Yeni anayasa çalışmaları

 

Türkiye'nin, Avrupa'nın 6'ncı dünyanın 17'nci en büyük ekonomisi olarak bir önünde bulunan Hollanda'nın nüfusu kadar yani 16 milyon öğrencisi olduğuna değinen Bakan Bağış, Hollanda'nın nüfusu kadar öğrenciye Fatih Projesi kapsamında tablet bilgisayar dağıtılacağını hatırlattı.

Gençlerin bu tablet bilgisayarlarla dünyanın önde gelen üniversitelerin kütüphanelerine bağlanabileceğini ve dünyadan haberdar, bilgiye dayalı bir fikir sahibi olmuş farklı bir nesil ortaya çıkacağına işaret eden Bakan Bağış, ''Siz öyle bir neslin Türkiye'yi yönettiği bir dönemi, 20 yıl sonrasını tasavvur edin, Türkiye'nin önünün ne kadar açık olduğunu görürsünüz. Tek eksiğimiz, tek sıkıntımız empati kurmak. Birbirimizi olduğu gibi kabul edip ortak paydalarımızla birlikte çalışınca çok çok farklı bir noktaya geliyoruz. Ama bu bahsettiğim kardeşlik dokusunu sağlayabilmek için şimdi önümüzde çok önemli bir dönem var. İnşallah Türkiye'ye yakışır yepyeni sivil bir anayasa.
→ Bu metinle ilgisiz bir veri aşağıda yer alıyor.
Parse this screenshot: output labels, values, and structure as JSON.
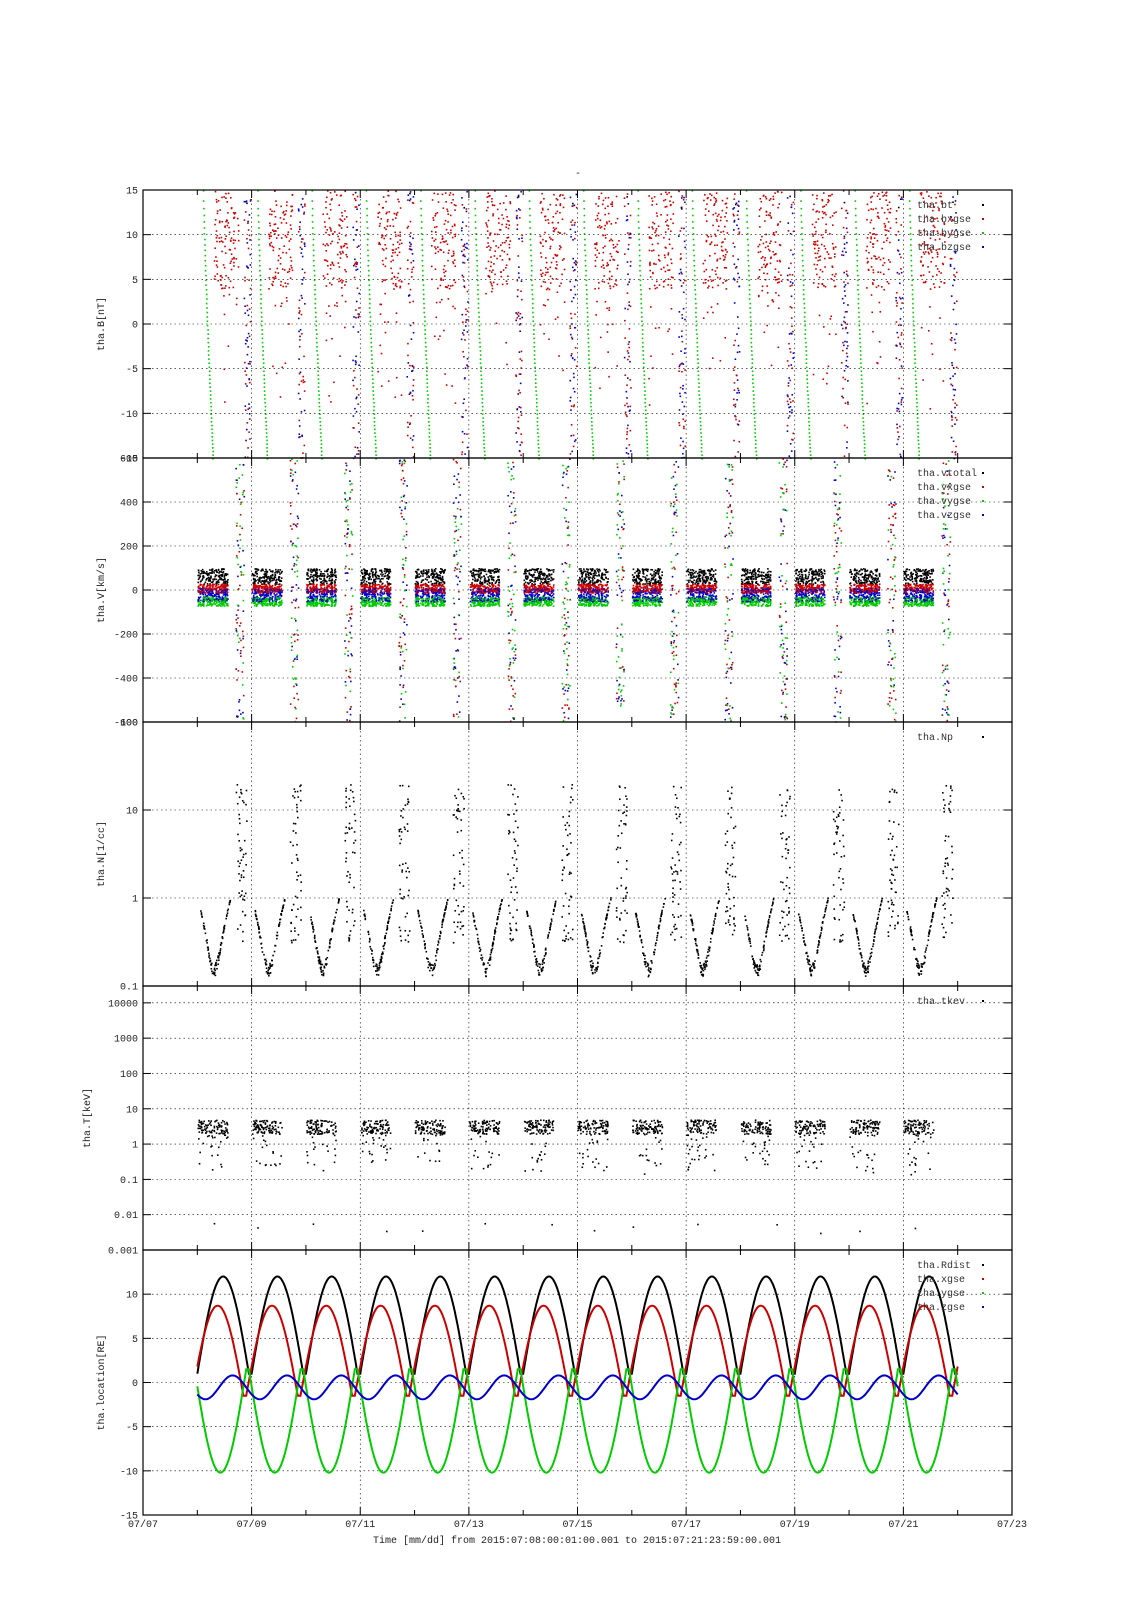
{
  "page": {
    "title": "-"
  },
  "xaxis": {
    "tick_labels": [
      "07/07",
      "07/09",
      "07/11",
      "07/13",
      "07/15",
      "07/17",
      "07/19",
      "07/21",
      "07/23"
    ],
    "xlabel": "Time [mm/dd]  from 2015:07:08:00:01:00.001  to  2015:07:21:23:59:00.001"
  },
  "colors": {
    "black": "#000000",
    "red": "#cc0000",
    "green": "#00cc00",
    "blue": "#0000cc",
    "grid": "#000000"
  },
  "chart_data": [
    {
      "type": "scatter",
      "ylabel": "tha.B[nT]",
      "ylim": [
        -15,
        15
      ],
      "yscale": "linear",
      "yticks": [
        15,
        10,
        5,
        0,
        -5,
        -10,
        -15
      ],
      "ytick_labels": [
        "15",
        "10",
        "5",
        "0",
        "-5",
        "-10",
        "-15"
      ],
      "grid": true,
      "legend_position": "top-right",
      "series": [
        {
          "name": "tha.bt",
          "color": "#000000"
        },
        {
          "name": "tha.bxgse",
          "color": "#cc0000"
        },
        {
          "name": "tha.bygse",
          "color": "#00cc00"
        },
        {
          "name": "tha.bzgse",
          "color": "#0000cc"
        }
      ]
    },
    {
      "type": "scatter",
      "ylabel": "tha.V[km/s]",
      "ylim": [
        -600,
        600
      ],
      "yscale": "linear",
      "yticks": [
        600,
        400,
        200,
        0,
        -200,
        -400,
        -600
      ],
      "ytick_labels": [
        "600",
        "400",
        "200",
        "0",
        "-200",
        "-400",
        "-600"
      ],
      "grid": true,
      "legend_position": "top-right",
      "series": [
        {
          "name": "tha.vtotal",
          "color": "#000000"
        },
        {
          "name": "tha.vxgse",
          "color": "#cc0000"
        },
        {
          "name": "tha.vygse",
          "color": "#00cc00"
        },
        {
          "name": "tha.vzgse",
          "color": "#0000cc"
        }
      ]
    },
    {
      "type": "scatter",
      "ylabel": "tha.N[1/cc]",
      "ylim": [
        0.1,
        100
      ],
      "yscale": "log",
      "yticks": [
        100,
        10,
        1,
        0.1
      ],
      "ytick_labels": [
        "100",
        "10",
        "1",
        "0.1"
      ],
      "grid": true,
      "legend_position": "top-right",
      "series": [
        {
          "name": "tha.Np",
          "color": "#000000"
        }
      ]
    },
    {
      "type": "scatter",
      "ylabel": "tha.T[keV]",
      "ylim": [
        0.001,
        30000
      ],
      "yscale": "log",
      "yticks": [
        10000,
        1000,
        100,
        10,
        1,
        0.1,
        0.01,
        0.001
      ],
      "ytick_labels": [
        "10000",
        "1000",
        "100",
        "10",
        "1",
        "0.1",
        "0.01",
        "0.001"
      ],
      "grid": true,
      "legend_position": "top-right",
      "series": [
        {
          "name": "tha.tkev",
          "color": "#000000"
        }
      ]
    },
    {
      "type": "line",
      "ylabel": "tha.location[RE]",
      "ylim": [
        -15,
        15
      ],
      "yscale": "linear",
      "yticks": [
        10,
        5,
        0,
        -5,
        -10,
        -15
      ],
      "ytick_labels": [
        "10",
        "5",
        "0",
        "-5",
        "-10",
        "-15"
      ],
      "grid": true,
      "legend_position": "top-right",
      "orbit_period_days": 1.0,
      "series": [
        {
          "name": "tha.Rdist",
          "color": "#000000",
          "max": 12.0,
          "min": 1.0
        },
        {
          "name": "tha.xgse",
          "color": "#cc0000",
          "max": 8.7,
          "min": -1.5
        },
        {
          "name": "tha.ygse",
          "color": "#00cc00",
          "max": 1.5,
          "min": -10.2
        },
        {
          "name": "tha.zgse",
          "color": "#0000cc",
          "max": 0.8,
          "min": -1.9
        }
      ]
    }
  ]
}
Onun için ben buradan Türkiye'nin muhalefet partilerine seslenmek istiyorum. Anayasa sürecini 'amayasa' sürecine çevirmesinler. Sorun yaratmasınlar'' şeklinde konuştu.

 

Bakan Yılmaz'ın konuşması

 

Daha sonra konuşan Kalkınma Bakanı Cevdet Yılmaz, festivale yurt dışından katılan gençlerin daha önce sanal ortamlar üzerinden kafalarında kurdukları imajların buradaki birebir temas sonucu değişeceğini söyledi.

Bütün dünyada en fazla ihtiyaç duyulan şeylerden birinin yüz yüze iletişim olduğuna inandığını ifade eden Yılmaz, ''Dünyada teknoloji ne kadar gelişse de sanal ortamlar ne kadar ilerlese de hiçbir şey yüz yüze iletişimin yerini tutamaz'' dedi.

Yılmaz, festivalde gençlerin problemlerinin ön plana çıkmasını temenni ettiğini belirterek, yaptıkları çalışmalarda gençlerin en çok öne çıkan sorunlarının eğitim ve istihdam olduğunu bildirdi. Ancak bu iki konuda Türkiye'de güzel gelişmeler olduğunu ve hükümet olarak bir taraftan eğitimin her kademesine çok ciddi yatırımlar yaparken üniversiteli öğrenci sayısının son 10 yılda 1,1 milyondan 2,1 milyona çıktığını anlatan Bakan Yılmaz, şunları söyledi:

''Şu anda Türkiyemizde 165 üniversite var. Bunlara ciddi yatırım yapıyoruz. Burslarımızla yurtlarımızla diğer imkanlarımızla öğrencilerimizin yanında olmaya çalışıyoruz. Bir diğer konu genç nüfusun istihdamı. Küresel krizle birlikte gençler istihdam sorununu daha yoğun bir şekilde yaşıyorlar. Bu konuda da hükümet olarak çok ciddi çalışma içindeyiz. Son 2 yılda da genç istihdamında önemli gelişmeler sağladık. Genç işsizliğinde geriye gidiş söz konusu. Ama bunu devam ettirmeliyiz. Gençleri istihdam eden şirketlerden sigorta primi almıyoruz belirli şartlar dahilinde. Gençlere dönük eğitim programları, aktif iş gücü politikaları uyguluyoruz. İşkur aracılığıyla eğitim programları uyguluyoruz. SODES gibi, kalkınma ajansı gibi çeşitli mekanizmalarla yine gençlerimizin donanımına onları iş gücü piyasasına hazırlayan programlar yapıyoruz.''

Konuşmaların ardından bakanlara festival tişörtü sunuldu. Bakanlar daha sonra üniversitenin karşısında bulunan festival alanına geçerek değişik ülkelerden gelen gençlerin ve kurumların açtığı stantları gezdi.

Dün başlayan Gapgenç Festivali'ne 60 ülkeden bin 500'i kayıtlı olmak üzere binlerce genç katılıyor.